La domination égyptienne en Eretz-Israël n’a duré que neuf ans – jusqu’en 1840. À la suite d’une guerre contre les Turcs, soutenus par les grandes puissances occidentales, les Egyptiens furent contraints de se retirer et les Turcs reprirent le pouvoir sur le territoire. S’il ne s’était agi que d’un simple rétablissement du «régime des pachas», nous aurions pu considérer la période égyptienne comme un épisode sans importance, comme il y en eut tant au cours de l’Histoire. Mais ce ne fut pas le cas. En effet, lorsqu’en 1840, la domination turque fut rétablie, le régime turc n’était plus le même. Un an plus tôt, en 1839, les célèbres réformes, connues sous le nom de «Tanzimât» [Organisations], avaient commencé en Turquie. Les années 1839-1856 sont d’ailleurs considérées comme une période de transformation majeure dans la Constitution ottomane, qui devient plus libérale et accorde un certain nombre de droits aux minorités. Ainsi, les Turcs poursuivirent le travail commencé par les Egyptiens.

L’année 1840 est donc une année très importante, si bien que certains chercheurs n’hésitent pas à affirmer que le début de l’ère moderne en Eretz-Israël ne correspond ni à l’invasion de Napoléon (1799), ni à la conquête égyptienne (1831), mais à la restauration du régime turc en Syrie et en Eretz-Israël en 1840. C’est à partir de cette date que le régime devient plus libéral et commence à octroyer quelques droits aux minorités. Ce processus se poursuivra jusqu’à la fin de la domination ottomane.

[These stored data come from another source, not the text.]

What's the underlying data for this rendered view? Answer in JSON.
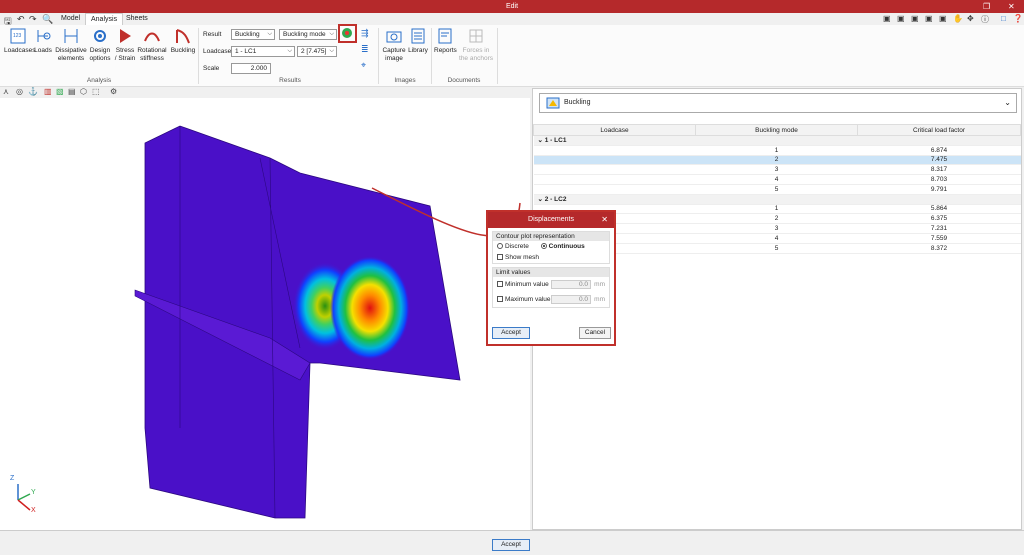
{
  "window": {
    "title": "Edit"
  },
  "tabs": [
    "Model",
    "Analysis",
    "Sheets"
  ],
  "ribbon": {
    "analysis_buttons": [
      "Loadcases",
      "Loads",
      "Dissipative elements",
      "Design options",
      "Stress / Strain",
      "Rotational stiffness",
      "Buckling"
    ],
    "analysis_group": "Analysis",
    "results_group": "Results",
    "result_label": "Result",
    "result_value": "Buckling",
    "result_sub_value": "Buckling mode",
    "loadcase_label": "Loadcase",
    "loadcase_value": "1 - LC1",
    "mode_value": "2 [7.475]",
    "scale_label": "Scale",
    "scale_value": "2.000",
    "images_buttons": [
      "Capture image",
      "Library"
    ],
    "images_group": "Images",
    "documents_buttons": [
      "Reports",
      "Forces in the anchors"
    ],
    "documents_group": "Documents"
  },
  "panel": {
    "combo_value": "Buckling",
    "table_headers": [
      "Loadcase",
      "Buckling mode",
      "Critical load factor"
    ],
    "groups": [
      {
        "name": "1 - LC1",
        "rows": [
          [
            "1",
            "6.874"
          ],
          [
            "2",
            "7.475"
          ],
          [
            "3",
            "8.317"
          ],
          [
            "4",
            "8.703"
          ],
          [
            "5",
            "9.791"
          ]
        ]
      },
      {
        "name": "2 - LC2",
        "rows": [
          [
            "1",
            "5.864"
          ],
          [
            "2",
            "6.375"
          ],
          [
            "3",
            "7.231"
          ],
          [
            "4",
            "7.559"
          ],
          [
            "5",
            "8.372"
          ]
        ]
      }
    ]
  },
  "dialog": {
    "title": "Displacements",
    "section1": "Contour plot representation",
    "discrete": "Discrete",
    "continuous": "Continuous",
    "show_mesh": "Show mesh",
    "section2": "Limit values",
    "min_label": "Minimum value",
    "max_label": "Maximum value",
    "min_value": "0.0",
    "max_value": "0.0",
    "unit": "mm",
    "accept": "Accept",
    "cancel": "Cancel"
  },
  "axes": {
    "z": "Z",
    "y": "Y",
    "x": "X"
  },
  "bottom": {
    "accept": "Accept"
  }
}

Nous avons mentionné jusqu’à présent trois dates, qui peuvent être considérées comme le point de départ de l’ère moderne. Cependant, certains historiens, et particulièrement ceux qui s’occupent de l’Histoire israélienne proprement dite, considèrent que d’autres éléments doivent être pris en compte, et en particulier ceux qui concerne la population juive, ou Yishouv. Ainsi, ces historiens mentionnent deux importantes vagues d’immigration (aliyah) qui ont eu lieu à la fin du dix-huitième siècle et au début du dix-neuvième siècle, et qui ont provoqué des transformations dans la population juive d’Eretz-Israël. Il s’agit de l’aliyah des Hassidim dans les années 1770, et celle des Perushim, disciples de Rabbi Elijah de Vilna, au début du dix-neuvième siècle. L’aliyah des Hassidim n’a pas eu une grande influence sur la population juive de Jérusalem, dans la mesure où la plupart se sont établis à Safed. Les Perushim se sont également installé à Safed dans un premier temps, puis ont émigré à Jérusalem.

En conclusion, nous pouvons dire que, vers la fin du dix-huitième siècle et au début du dix-neuvième, un certain nombre d’événements ont eu lieu dans le Yishouv juif aussi bien que dans l’ensemble de la région, qui nous autorisent à considérer cette période comme le commencement d’une ère nouvelle en Eretz-Israël.

La population des villes en Eretz-Israël.

Pendant près de quatre cents ans, cette région a fait partie de l’Empire ottoman. Nous pouvons délimiter les frontières d’Eretz-Israël à l’aide de définitions appartenant à des époques ultérieures et la nommer la «Palestine occidentale», en nous référant ainsi aux frontières établies sous le Mandat britannique. Si nous estimons qu’à cette époque la population de la région est de 150.000 à 200.000 personnes, nous ne serons apparemment pas trop loin de la vérité.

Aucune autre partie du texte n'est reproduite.